McIntyre, Alison, "Doctrine of Double Effect", The Stanford Encyclopedia of Philosophy (Fall 2011 Edition), Edward N. Zalta (ed.), URL = <>


  1. I really want to run the only-direct impact framework for neg, but see how it could run into some trouble. If I say that, for example, the deaths from the drug war are not direct impacts, wouldn't that seem like I am just throwing it out entirely. I don't want the opponents to react as if I am not taking any of their evidence into account, and I think the judge would notice that as well. How do I word it so that this problem doesn't occur? Thank you very much, I greatly appreciate it.

    1. I am not sure what you mean by "only-direct impact" FW but for sure you can not appear to blow-off the Pro case and evidence. You can question its relevance if you make a compelling case only your FW addresses the real issues. Even better you can make the case that abandonment of the current policies will result in harms which are far worse than those presented by the Pro.
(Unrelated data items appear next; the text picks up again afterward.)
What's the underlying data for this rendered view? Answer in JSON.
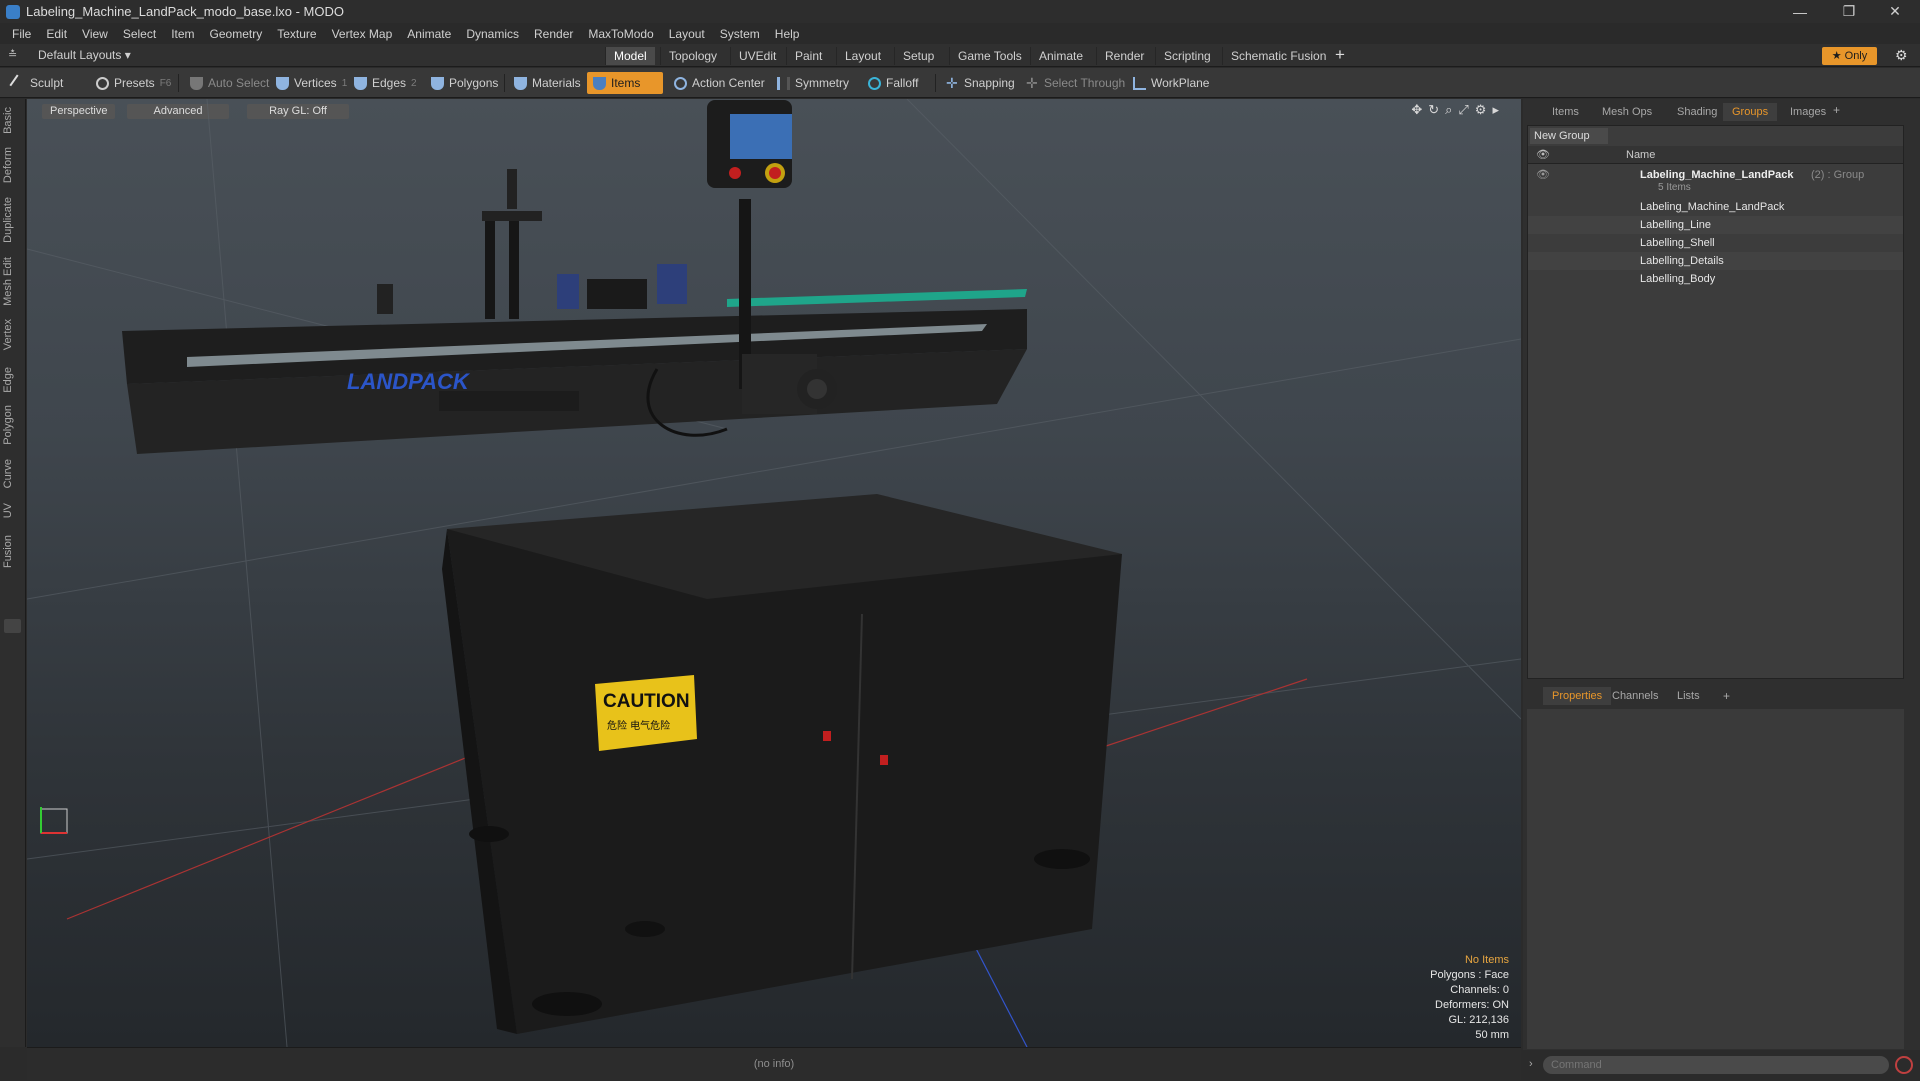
{
  "window": {
    "title": "Labeling_Machine_LandPack_modo_base.lxo - MODO",
    "controls": [
      "—",
      "❐",
      "✕"
    ]
  },
  "menu": [
    "File",
    "Edit",
    "View",
    "Select",
    "Item",
    "Geometry",
    "Texture",
    "Vertex Map",
    "Animate",
    "Dynamics",
    "Render",
    "MaxToModo",
    "Layout",
    "System",
    "Help"
  ],
  "layout_bar": {
    "layout_selector": "Default Layouts ▾",
    "tabs": [
      "Model",
      "Topology",
      "UVEdit",
      "Paint",
      "Layout",
      "Setup",
      "Game Tools",
      "Animate",
      "Render",
      "Scripting",
      "Schematic Fusion"
    ],
    "active_tab": "Model",
    "add_label": "+",
    "only_label": "★  Only"
  },
  "toolbar": {
    "sculpt": "Sculpt",
    "presets": "Presets",
    "presets_key": "F6",
    "auto_select": "Auto Select",
    "vertices": "Vertices",
    "vertices_key": "1",
    "edges": "Edges",
    "edges_key": "2",
    "polygons": "Polygons",
    "materials": "Materials",
    "items": "Items",
    "action_center": "Action Center",
    "symmetry": "Symmetry",
    "falloff": "Falloff",
    "snapping": "Snapping",
    "select_through": "Select Through",
    "workplane": "WorkPlane"
  },
  "left_tabs": [
    "Basic",
    "Deform",
    "Duplicate",
    "Mesh Edit",
    "Vertex",
    "Edge",
    "Polygon",
    "Curve",
    "UV",
    "Fusion"
  ],
  "viewport": {
    "view_mode": "Perspective",
    "shading": "Advanced",
    "raygl": "Ray GL: Off",
    "hud": {
      "selection": "No Items",
      "polygons": "Polygons : Face",
      "channels": "Channels: 0",
      "deformers": "Deformers: ON",
      "gl": "GL: 212,136",
      "focal": "50 mm"
    },
    "brand_text": "LANDPACK",
    "caution_title": "CAUTION",
    "caution_sub": "危险 电气危险"
  },
  "status_bar": {
    "info": "(no info)"
  },
  "right_panel": {
    "top_tabs": [
      "Items",
      "Mesh Ops",
      "Shading",
      "Groups",
      "Images"
    ],
    "active_top_tab": "Groups",
    "new_group": "New Group",
    "column_name": "Name",
    "group": {
      "name": "Labeling_Machine_LandPack",
      "suffix": " (2) : Group",
      "count": "5 Items"
    },
    "children": [
      "Labeling_Machine_LandPack",
      "Labelling_Line",
      "Labelling_Shell",
      "Labelling_Details",
      "Labelling_Body"
    ],
    "bottom_tabs": [
      "Properties",
      "Channels",
      "Lists"
    ],
    "active_bottom_tab": "Properties",
    "command_placeholder": "Command"
  },
  "colors": {
    "accent": "#e8962a",
    "viewport_top": "#495057",
    "viewport_bottom": "#24282c"
  }
}
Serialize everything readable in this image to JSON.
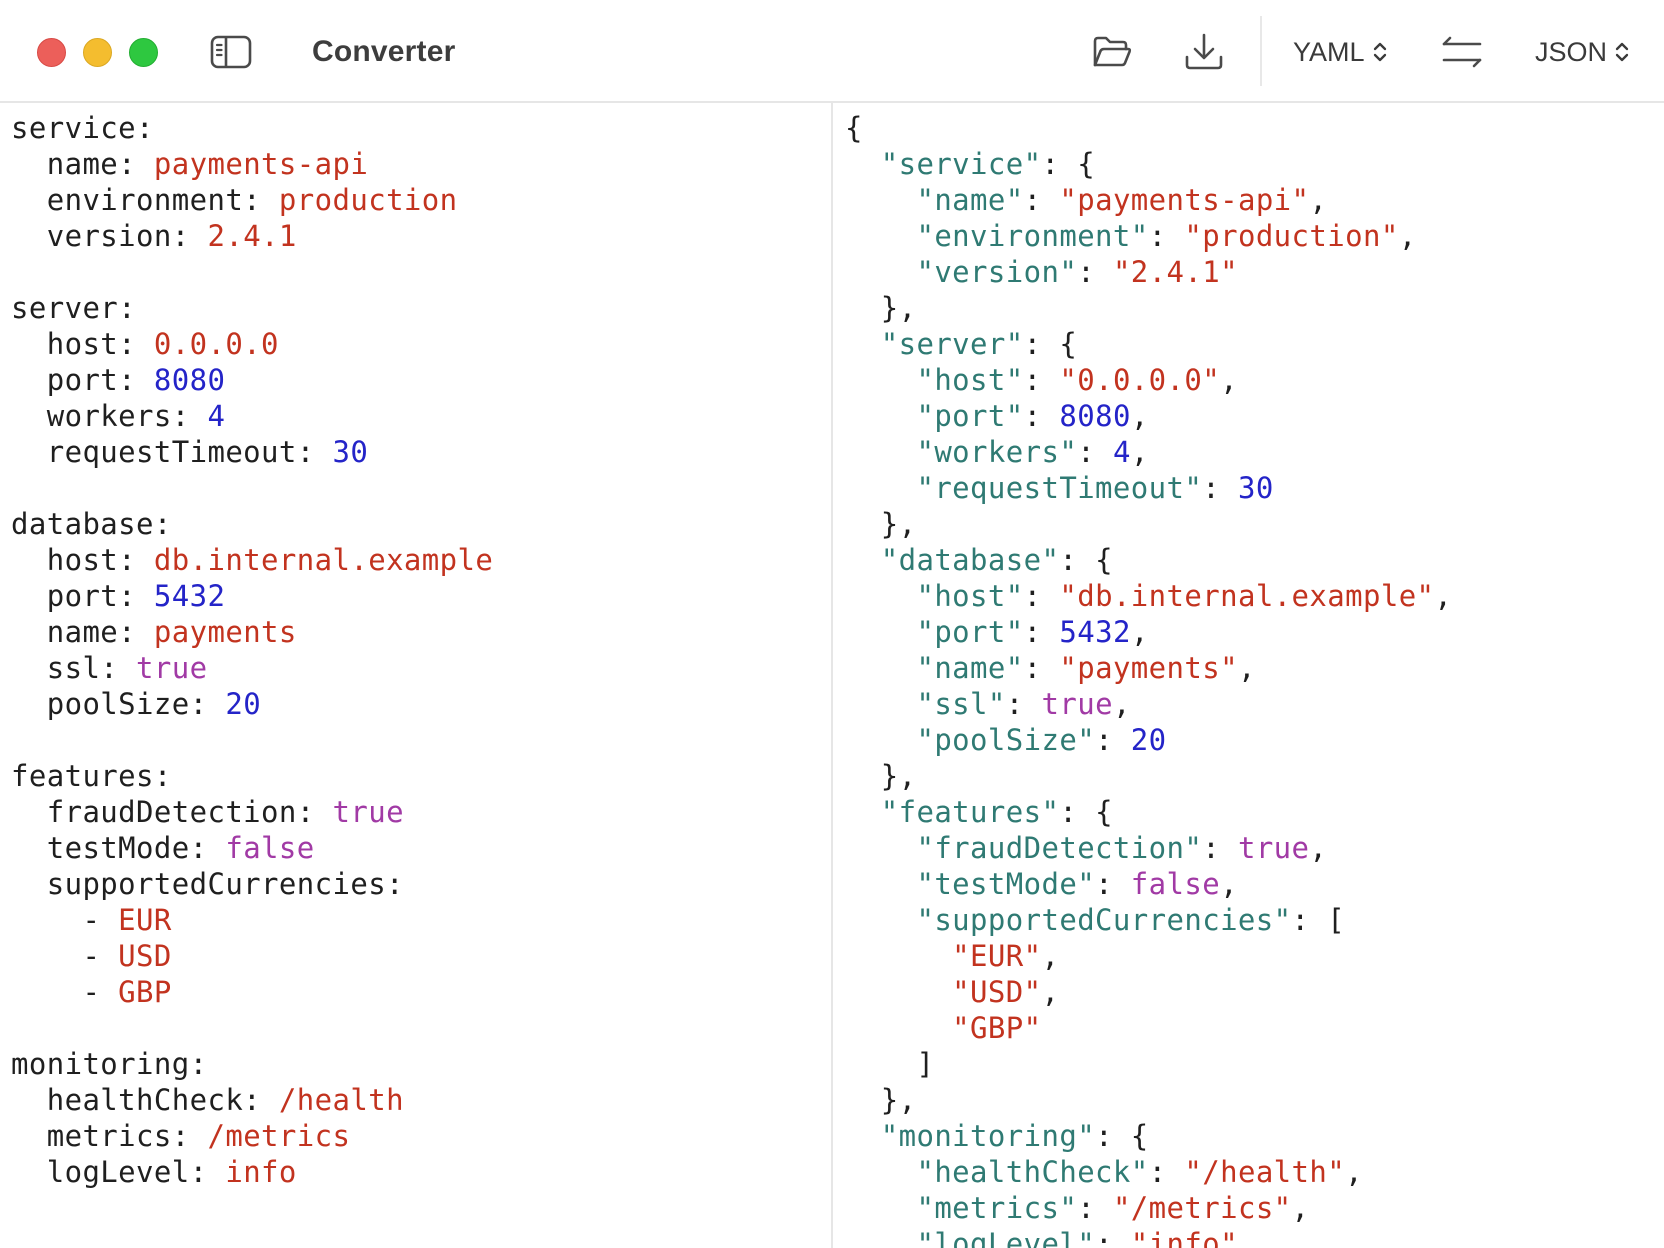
{
  "app": {
    "title": "Converter"
  },
  "toolbar": {
    "source_format": "YAML",
    "target_format": "JSON"
  },
  "colors": {
    "yaml_key": "#1f1f1f",
    "json_key": "#2f7a73",
    "string": "#c2331f",
    "number": "#2424c8",
    "boolean": "#a13aa5"
  },
  "icons": {
    "sidebar_toggle": "sidebar-icon",
    "open": "folder-open-icon",
    "save": "download-icon",
    "swap": "swap-arrows-icon",
    "select": "chevron-up-down-icon"
  },
  "yaml_lines": [
    [
      {
        "t": "key",
        "v": "service:"
      }
    ],
    [
      {
        "t": "key",
        "v": "  name: "
      },
      {
        "t": "str",
        "v": "payments-api"
      }
    ],
    [
      {
        "t": "key",
        "v": "  environment: "
      },
      {
        "t": "str",
        "v": "production"
      }
    ],
    [
      {
        "t": "key",
        "v": "  version: "
      },
      {
        "t": "str",
        "v": "2.4.1"
      }
    ],
    [],
    [
      {
        "t": "key",
        "v": "server:"
      }
    ],
    [
      {
        "t": "key",
        "v": "  host: "
      },
      {
        "t": "str",
        "v": "0.0.0.0"
      }
    ],
    [
      {
        "t": "key",
        "v": "  port: "
      },
      {
        "t": "num",
        "v": "8080"
      }
    ],
    [
      {
        "t": "key",
        "v": "  workers: "
      },
      {
        "t": "num",
        "v": "4"
      }
    ],
    [
      {
        "t": "key",
        "v": "  requestTimeout: "
      },
      {
        "t": "num",
        "v": "30"
      }
    ],
    [],
    [
      {
        "t": "key",
        "v": "database:"
      }
    ],
    [
      {
        "t": "key",
        "v": "  host: "
      },
      {
        "t": "str",
        "v": "db.internal.example"
      }
    ],
    [
      {
        "t": "key",
        "v": "  port: "
      },
      {
        "t": "num",
        "v": "5432"
      }
    ],
    [
      {
        "t": "key",
        "v": "  name: "
      },
      {
        "t": "str",
        "v": "payments"
      }
    ],
    [
      {
        "t": "key",
        "v": "  ssl: "
      },
      {
        "t": "bool",
        "v": "true"
      }
    ],
    [
      {
        "t": "key",
        "v": "  poolSize: "
      },
      {
        "t": "num",
        "v": "20"
      }
    ],
    [],
    [
      {
        "t": "key",
        "v": "features:"
      }
    ],
    [
      {
        "t": "key",
        "v": "  fraudDetection: "
      },
      {
        "t": "bool",
        "v": "true"
      }
    ],
    [
      {
        "t": "key",
        "v": "  testMode: "
      },
      {
        "t": "bool",
        "v": "false"
      }
    ],
    [
      {
        "t": "key",
        "v": "  supportedCurrencies:"
      }
    ],
    [
      {
        "t": "key",
        "v": "    - "
      },
      {
        "t": "str",
        "v": "EUR"
      }
    ],
    [
      {
        "t": "key",
        "v": "    - "
      },
      {
        "t": "str",
        "v": "USD"
      }
    ],
    [
      {
        "t": "key",
        "v": "    - "
      },
      {
        "t": "str",
        "v": "GBP"
      }
    ],
    [],
    [
      {
        "t": "key",
        "v": "monitoring:"
      }
    ],
    [
      {
        "t": "key",
        "v": "  healthCheck: "
      },
      {
        "t": "str",
        "v": "/health"
      }
    ],
    [
      {
        "t": "key",
        "v": "  metrics: "
      },
      {
        "t": "str",
        "v": "/metrics"
      }
    ],
    [
      {
        "t": "key",
        "v": "  logLevel: "
      },
      {
        "t": "str",
        "v": "info"
      }
    ]
  ],
  "json_lines": [
    [
      {
        "t": "punc",
        "v": "{"
      }
    ],
    [
      {
        "t": "punc",
        "v": "  "
      },
      {
        "t": "jkey",
        "v": "\"service\""
      },
      {
        "t": "punc",
        "v": ": {"
      }
    ],
    [
      {
        "t": "punc",
        "v": "    "
      },
      {
        "t": "jkey",
        "v": "\"name\""
      },
      {
        "t": "punc",
        "v": ": "
      },
      {
        "t": "str",
        "v": "\"payments-api\""
      },
      {
        "t": "punc",
        "v": ","
      }
    ],
    [
      {
        "t": "punc",
        "v": "    "
      },
      {
        "t": "jkey",
        "v": "\"environment\""
      },
      {
        "t": "punc",
        "v": ": "
      },
      {
        "t": "str",
        "v": "\"production\""
      },
      {
        "t": "punc",
        "v": ","
      }
    ],
    [
      {
        "t": "punc",
        "v": "    "
      },
      {
        "t": "jkey",
        "v": "\"version\""
      },
      {
        "t": "punc",
        "v": ": "
      },
      {
        "t": "str",
        "v": "\"2.4.1\""
      }
    ],
    [
      {
        "t": "punc",
        "v": "  },"
      }
    ],
    [
      {
        "t": "punc",
        "v": "  "
      },
      {
        "t": "jkey",
        "v": "\"server\""
      },
      {
        "t": "punc",
        "v": ": {"
      }
    ],
    [
      {
        "t": "punc",
        "v": "    "
      },
      {
        "t": "jkey",
        "v": "\"host\""
      },
      {
        "t": "punc",
        "v": ": "
      },
      {
        "t": "str",
        "v": "\"0.0.0.0\""
      },
      {
        "t": "punc",
        "v": ","
      }
    ],
    [
      {
        "t": "punc",
        "v": "    "
      },
      {
        "t": "jkey",
        "v": "\"port\""
      },
      {
        "t": "punc",
        "v": ": "
      },
      {
        "t": "num",
        "v": "8080"
      },
      {
        "t": "punc",
        "v": ","
      }
    ],
    [
      {
        "t": "punc",
        "v": "    "
      },
      {
        "t": "jkey",
        "v": "\"workers\""
      },
      {
        "t": "punc",
        "v": ": "
      },
      {
        "t": "num",
        "v": "4"
      },
      {
        "t": "punc",
        "v": ","
      }
    ],
    [
      {
        "t": "punc",
        "v": "    "
      },
      {
        "t": "jkey",
        "v": "\"requestTimeout\""
      },
      {
        "t": "punc",
        "v": ": "
      },
      {
        "t": "num",
        "v": "30"
      }
    ],
    [
      {
        "t": "punc",
        "v": "  },"
      }
    ],
    [
      {
        "t": "punc",
        "v": "  "
      },
      {
        "t": "jkey",
        "v": "\"database\""
      },
      {
        "t": "punc",
        "v": ": {"
      }
    ],
    [
      {
        "t": "punc",
        "v": "    "
      },
      {
        "t": "jkey",
        "v": "\"host\""
      },
      {
        "t": "punc",
        "v": ": "
      },
      {
        "t": "str",
        "v": "\"db.internal.example\""
      },
      {
        "t": "punc",
        "v": ","
      }
    ],
    [
      {
        "t": "punc",
        "v": "    "
      },
      {
        "t": "jkey",
        "v": "\"port\""
      },
      {
        "t": "punc",
        "v": ": "
      },
      {
        "t": "num",
        "v": "5432"
      },
      {
        "t": "punc",
        "v": ","
      }
    ],
    [
      {
        "t": "punc",
        "v": "    "
      },
      {
        "t": "jkey",
        "v": "\"name\""
      },
      {
        "t": "punc",
        "v": ": "
      },
      {
        "t": "str",
        "v": "\"payments\""
      },
      {
        "t": "punc",
        "v": ","
      }
    ],
    [
      {
        "t": "punc",
        "v": "    "
      },
      {
        "t": "jkey",
        "v": "\"ssl\""
      },
      {
        "t": "punc",
        "v": ": "
      },
      {
        "t": "bool",
        "v": "true"
      },
      {
        "t": "punc",
        "v": ","
      }
    ],
    [
      {
        "t": "punc",
        "v": "    "
      },
      {
        "t": "jkey",
        "v": "\"poolSize\""
      },
      {
        "t": "punc",
        "v": ": "
      },
      {
        "t": "num",
        "v": "20"
      }
    ],
    [
      {
        "t": "punc",
        "v": "  },"
      }
    ],
    [
      {
        "t": "punc",
        "v": "  "
      },
      {
        "t": "jkey",
        "v": "\"features\""
      },
      {
        "t": "punc",
        "v": ": {"
      }
    ],
    [
      {
        "t": "punc",
        "v": "    "
      },
      {
        "t": "jkey",
        "v": "\"fraudDetection\""
      },
      {
        "t": "punc",
        "v": ": "
      },
      {
        "t": "bool",
        "v": "true"
      },
      {
        "t": "punc",
        "v": ","
      }
    ],
    [
      {
        "t": "punc",
        "v": "    "
      },
      {
        "t": "jkey",
        "v": "\"testMode\""
      },
      {
        "t": "punc",
        "v": ": "
      },
      {
        "t": "bool",
        "v": "false"
      },
      {
        "t": "punc",
        "v": ","
      }
    ],
    [
      {
        "t": "punc",
        "v": "    "
      },
      {
        "t": "jkey",
        "v": "\"supportedCurrencies\""
      },
      {
        "t": "punc",
        "v": ": ["
      }
    ],
    [
      {
        "t": "punc",
        "v": "      "
      },
      {
        "t": "str",
        "v": "\"EUR\""
      },
      {
        "t": "punc",
        "v": ","
      }
    ],
    [
      {
        "t": "punc",
        "v": "      "
      },
      {
        "t": "str",
        "v": "\"USD\""
      },
      {
        "t": "punc",
        "v": ","
      }
    ],
    [
      {
        "t": "punc",
        "v": "      "
      },
      {
        "t": "str",
        "v": "\"GBP\""
      }
    ],
    [
      {
        "t": "punc",
        "v": "    ]"
      }
    ],
    [
      {
        "t": "punc",
        "v": "  },"
      }
    ],
    [
      {
        "t": "punc",
        "v": "  "
      },
      {
        "t": "jkey",
        "v": "\"monitoring\""
      },
      {
        "t": "punc",
        "v": ": {"
      }
    ],
    [
      {
        "t": "punc",
        "v": "    "
      },
      {
        "t": "jkey",
        "v": "\"healthCheck\""
      },
      {
        "t": "punc",
        "v": ": "
      },
      {
        "t": "str",
        "v": "\"/health\""
      },
      {
        "t": "punc",
        "v": ","
      }
    ],
    [
      {
        "t": "punc",
        "v": "    "
      },
      {
        "t": "jkey",
        "v": "\"metrics\""
      },
      {
        "t": "punc",
        "v": ": "
      },
      {
        "t": "str",
        "v": "\"/metrics\""
      },
      {
        "t": "punc",
        "v": ","
      }
    ],
    [
      {
        "t": "punc",
        "v": "    "
      },
      {
        "t": "jkey",
        "v": "\"logLevel\""
      },
      {
        "t": "punc",
        "v": ": "
      },
      {
        "t": "str",
        "v": "\"info\""
      }
    ]
  ]
}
    2. I was just referring to limiting impacts to only the direct impacts of the anti-drug policies, but I understand a little better now. Thank you.

    3. Ahh, okay. I also understand better, now. For your specific framework I believe you can substabtially diminish the opponent's impacts by showing alt-causation for the impacts they claim. For example, the escalation of violence or death in Columbia predates the Plan Columbia initiatives, because there were a lot of turf wars among the cartels trying to struggle for market domination. This is an exmaple of violence due to causes other than US policies and will be useful to upholding your frmaework. In this way you acknowledge the other side's evidence by showing it is not relevant to US policy.

  2. Hi,
    I am trying to run a very simple argument, Effectiveness. I cannot really find good evidence saying that our policies are doing good, may you help me? Thanks!

    1. In order to narrow your search, I recommend you establish a framework which allows you, your opponent and your judge to understand how is "effectiveness" measured? What does effectiveness mean? Do we look at reduction in drug use, or do we look at the size and quantities of seizures or perhaps the fact that more drugs are originating in parts of the world other than Latin America is a measure of the effectiveness of our Latin American policies? Without a definition it is difficult to claim effectiveness and no doubt equally as difficult to find supporting evidence.